When Britishvolt administrator EY said this week that Recharge had failed to make a final payment for the company, Scale rejected that, too, saying “The timing of the final instalment to the administrator is linked to a funding facility, which when closed will also cover the cost of the land acquisition and provide additional working capital for the project.”
Margin Call has learned this statement was made just as the aforementioned funding facility, sought from US Capital Group, was deemed no longer viable due to Scale’s inability to meet the conditions of approval. That just about seals all of the available pathways for Recharge to pursue the Britishvolt buyout. It’s been made clear to us that the deal is over.
And maybe that’s why Recharge CEO Rob Fitzpatrick has sensationally quit the company in recent weeks, a development that was kept ultra-quiet by those within Scale’s inner circle.
Following him out the door are Phil King, Scale’s head of real estate and development, Thomas Dwyer, Scale’s head of external affairs, Kimberly Chehardy, Scale’s head of compliance, and former Australian journalist Melanie Slade, Scale’s head of public relations, the company’s name already scrubbed from her LinkedIn profile.
These are all people who worked without pay for months. Others, too, are starting to see the writing on the wall.
Flight turbulence
Margin Call’s eyes in the sky were bracing for a drop in cabin pressure on Thursday when former Virgin Australia boss Paul Scurrah boarded a 3pm flight from Sydney to Brisbane and took a seat near who else but Bain Capital CEO Mike Murphy.
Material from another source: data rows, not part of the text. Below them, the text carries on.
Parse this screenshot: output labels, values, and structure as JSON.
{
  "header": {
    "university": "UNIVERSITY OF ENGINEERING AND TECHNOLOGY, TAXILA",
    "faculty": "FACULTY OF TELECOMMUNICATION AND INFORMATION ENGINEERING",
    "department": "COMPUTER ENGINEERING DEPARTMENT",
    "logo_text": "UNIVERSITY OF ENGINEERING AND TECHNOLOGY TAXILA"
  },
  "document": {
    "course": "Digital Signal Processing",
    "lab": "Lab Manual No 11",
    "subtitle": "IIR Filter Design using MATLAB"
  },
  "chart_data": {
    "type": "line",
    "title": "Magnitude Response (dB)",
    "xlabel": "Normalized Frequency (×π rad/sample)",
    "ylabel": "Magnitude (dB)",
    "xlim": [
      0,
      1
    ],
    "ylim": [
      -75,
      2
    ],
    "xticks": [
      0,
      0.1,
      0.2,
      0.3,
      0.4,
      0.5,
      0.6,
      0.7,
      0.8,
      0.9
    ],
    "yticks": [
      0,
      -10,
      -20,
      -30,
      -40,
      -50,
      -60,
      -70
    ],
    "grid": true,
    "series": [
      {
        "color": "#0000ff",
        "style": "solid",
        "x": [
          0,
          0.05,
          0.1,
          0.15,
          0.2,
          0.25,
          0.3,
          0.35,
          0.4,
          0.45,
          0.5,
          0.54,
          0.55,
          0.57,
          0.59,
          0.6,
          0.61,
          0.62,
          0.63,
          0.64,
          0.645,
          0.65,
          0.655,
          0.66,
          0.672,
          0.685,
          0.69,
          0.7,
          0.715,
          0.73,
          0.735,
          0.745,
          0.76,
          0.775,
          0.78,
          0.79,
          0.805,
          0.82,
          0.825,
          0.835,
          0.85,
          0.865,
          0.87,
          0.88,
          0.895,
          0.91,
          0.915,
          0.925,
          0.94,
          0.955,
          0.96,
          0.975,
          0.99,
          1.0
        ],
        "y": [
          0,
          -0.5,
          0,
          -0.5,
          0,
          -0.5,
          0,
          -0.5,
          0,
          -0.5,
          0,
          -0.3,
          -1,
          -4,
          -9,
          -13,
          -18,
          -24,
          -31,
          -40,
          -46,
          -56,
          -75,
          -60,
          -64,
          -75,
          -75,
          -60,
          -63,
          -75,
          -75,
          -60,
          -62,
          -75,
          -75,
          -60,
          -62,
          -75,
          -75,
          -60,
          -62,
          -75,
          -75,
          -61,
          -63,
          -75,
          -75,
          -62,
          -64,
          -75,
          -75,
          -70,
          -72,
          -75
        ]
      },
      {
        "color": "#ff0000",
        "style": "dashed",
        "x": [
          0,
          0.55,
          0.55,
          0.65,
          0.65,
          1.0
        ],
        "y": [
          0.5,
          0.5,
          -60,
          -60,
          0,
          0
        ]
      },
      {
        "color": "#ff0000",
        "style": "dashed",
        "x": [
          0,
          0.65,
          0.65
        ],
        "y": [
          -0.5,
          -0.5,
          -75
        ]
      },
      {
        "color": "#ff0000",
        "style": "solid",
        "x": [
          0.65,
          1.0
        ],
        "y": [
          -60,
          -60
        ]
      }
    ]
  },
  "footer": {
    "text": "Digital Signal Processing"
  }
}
Readers will recall that Scurrah had been earmarked to lead Virgin during Bain’s buyout of the airline in 2020, with Scurrah supported by the PE firm during much of the negotiations. Later, Bain heartlessly flipped the script and backed iron lady Jayne Hrdlicka (formerly of Bain & Co) to replace Scurrah as CEO. As one would expect, relations between Scurrah and Murphy have been cool ever since.
And so there’s Scurrah and Murphy, seated not quite alongside each other on this Virgin flight but certainly within earshot, crammed into the first two rows, and then, as if paid to do it, no less than three hosties have bee-lined for Scurrah to tell him what a gem of CEO he once was! Even the pilot came out to shake his hand, for goodness’ sake. Of course, none of them had a clue that faceless Bain villain Murphy was glowering so close at hand.
Scurrah now runs freight outfit Pacific National, and we’ve already reported on his wife, Nicole, this week, noting that she recently started corporate play Create Advisory after walking out on her partnership at Sayers Group.
And, yes, Scurrah and Murphy were eventually forced to make some eye contact as they disembarked from the aircraft. We’re told pleasantries were exchanged.
Tough transition
What a joy to see the Business Council of Australia finally pick a successor to CEO Jennifer Westacott after their right cocking up of the recruitment over the past eight months. Imagine having a competent CEO-elect ready at hand in Kate Pounder, of the Technology Council of Australia, only to then fruitlessly squander that appointment by agreeing to a late entree from Stuart Ayres, a former NSW Liberal minister (trailed by scandal) whose name didn’t quite jive with the old boys in Canberra. When that failed, the BCA board went grovelling back to Pounder, begging her to take the job. Naturally she told them where to go.
Margin Call broke the news on Friday that Bran Black, erstwhile the chief of staff to former NSW premier Dominic Perrottet, had been appointed to the role instead, and, sure enough, the BCA limped to the announcement by the afternoon with an email to its members. “Bran has a unique understanding of how to deliver practical economic and social reforms by bringing together business, governments and academia in strong collaborative partnerships,” it said.
Presumably it’s a soft landing from the hardships he faced running the often shambolic Perrottet government for 18 months.